For decades, the United States has tried to punish and shame people out of drug addiction with courts, jails and criminal records. It has been massively unsuccessful, as the nationwide rise in opiate addiction over the last few years demonstrates, and few people are more aware of its failure than the police officers tasked with arresting addicts.
“We were chasing the same people over and over again,” Santa Fe Police Captain, Jerome Sanchez, told The Nation. “We learned quickly what we were doing wasn’t working.”
Sanchez is one prong of an experimental, alternative-to-incarceration program in Santa Fe called Law Enforcement Assisted Diversion, or LEAD. It’s a big collaborative process between the Santa Fe Police Department, City Hall, nonprofit service providers, the District Attorney’s office, and public defenders to route certain individuals arrested for drug possession away from the criminal justice system and into treatment programs. The program, which is considered a pilot initiative, has three years to prove its mettle. Members of the Drug Policy Alliance of New Mexico advise the city on best practices.
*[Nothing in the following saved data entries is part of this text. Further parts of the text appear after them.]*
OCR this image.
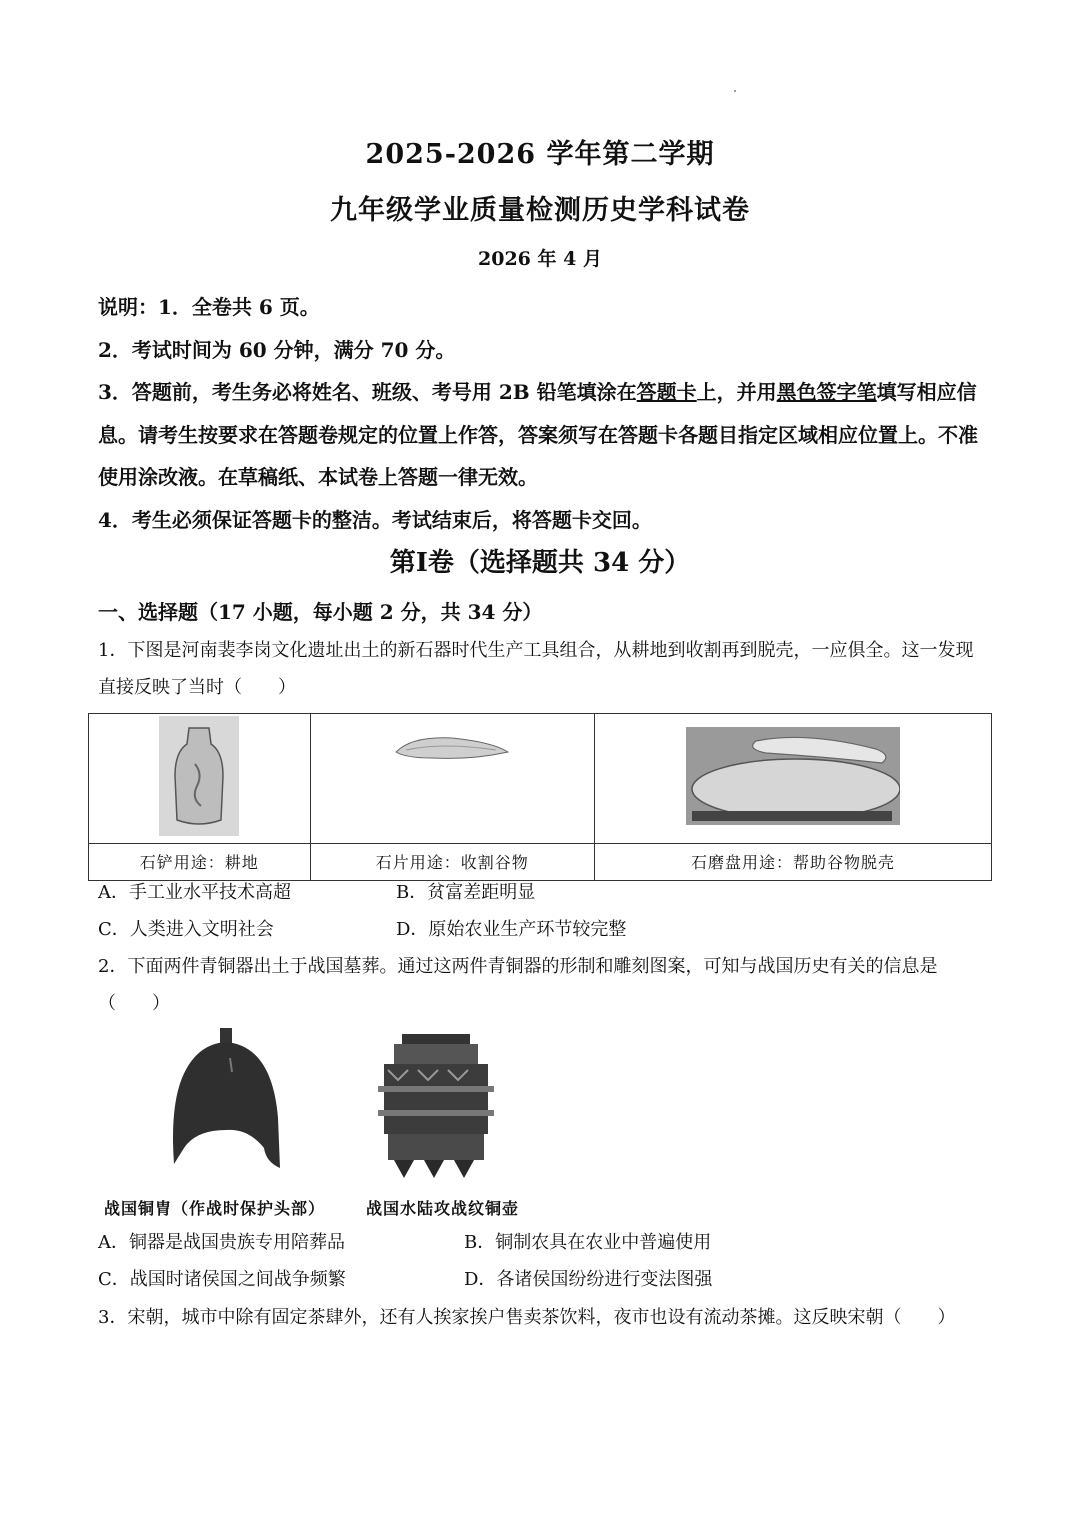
2025-2026 学年第二学期
九年级学业质量检测历史学科试卷
2026 年 4 月

说明：1．全卷共 6 页。

2．考试时间为 60 分钟，满分 70 分。

3．答题前，考生务必将姓名、班级、考号用 2B 铅笔填涂在答题卡上，并用黑色签字笔填写相应信息。请考生按要求在答题卷规定的位置上作答，答案须写在答题卡各题目指定区域相应位置上。不准使用涂改液。在草稿纸、本试卷上答题一律无效。

4．考生必须保证答题卡的整洁。考试结束后，将答题卡交回。

第Ⅰ卷（选择题共 34 分）
一、选择题（17 小题，每小题 2 分，共 34 分）

1．下图是河南裴李岗文化遗址出土的新石器时代生产工具组合，从耕地到收割再到脱壳，一应俱全。这一发现直接反映了当时（　　）

石铲用途：耕地	石片用途：收割谷物	石磨盘用途：帮助谷物脱壳
A．手工业水平技术高超	B．贫富差距明显
C．人类进入文明社会	D．原始农业生产环节较完整

2．下面两件青铜器出土于战国墓葬。通过这两件青铜器的形制和雕刻图案，可知与战国历史有关的信息是（　　）

战国铜胄（作战时保护头部）	战国水陆攻战纹铜壶
A．铜器是战国贵族专用陪葬品	B．铜制农具在农业中普遍使用
C．战国时诸侯国之间战争频繁	D．各诸侯国纷纷进行变法图强

3．宋朝，城市中除有固定茶肆外，还有人挨家挨户售卖茶饮料，夜市也设有流动茶摊。这反映宋朝（　　）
Under Santa Fe’s LEAD model, people arrested for drug possession are offered the chance to be assigned an individual case manager before they’re even booked. If a person wants to opt-in, the arresting officer connects the arrestee to a case manager, who performs a brief intake. Seventy-two hours later, the case manager presents their client with an individualized treatment plan that can feature a basket of services, including drug treatment but also housing, transportation, and even employment support programs. There are no visits to the courtroom and no criminal marks meted out.
Every two weeks, case managers meet with arresting officers and the district attorney’s office to determine the status of each person with an open case, and determine next steps. Progress is measured by an array of considerations besides drug use, including overall health, family life and economic hardship. Perhaps most radical of all, participants are not punished for relapsing; in fact, it’s assumed that some may continue to use. And while the DA’s office still retains the ability to eject participants from the program and press charges, this will happen only if participants commit an egregious crime, says Emily Kaltenbach, state director of the Drug Policy Alliance.
To Captain Sanchez, who overseas Santa Fe’s Property Crimes Division, the program serves a practical purpose: stemming the dual rise of property crime and opiate addiction in the city. Over time, he observed that the two were intimately connected.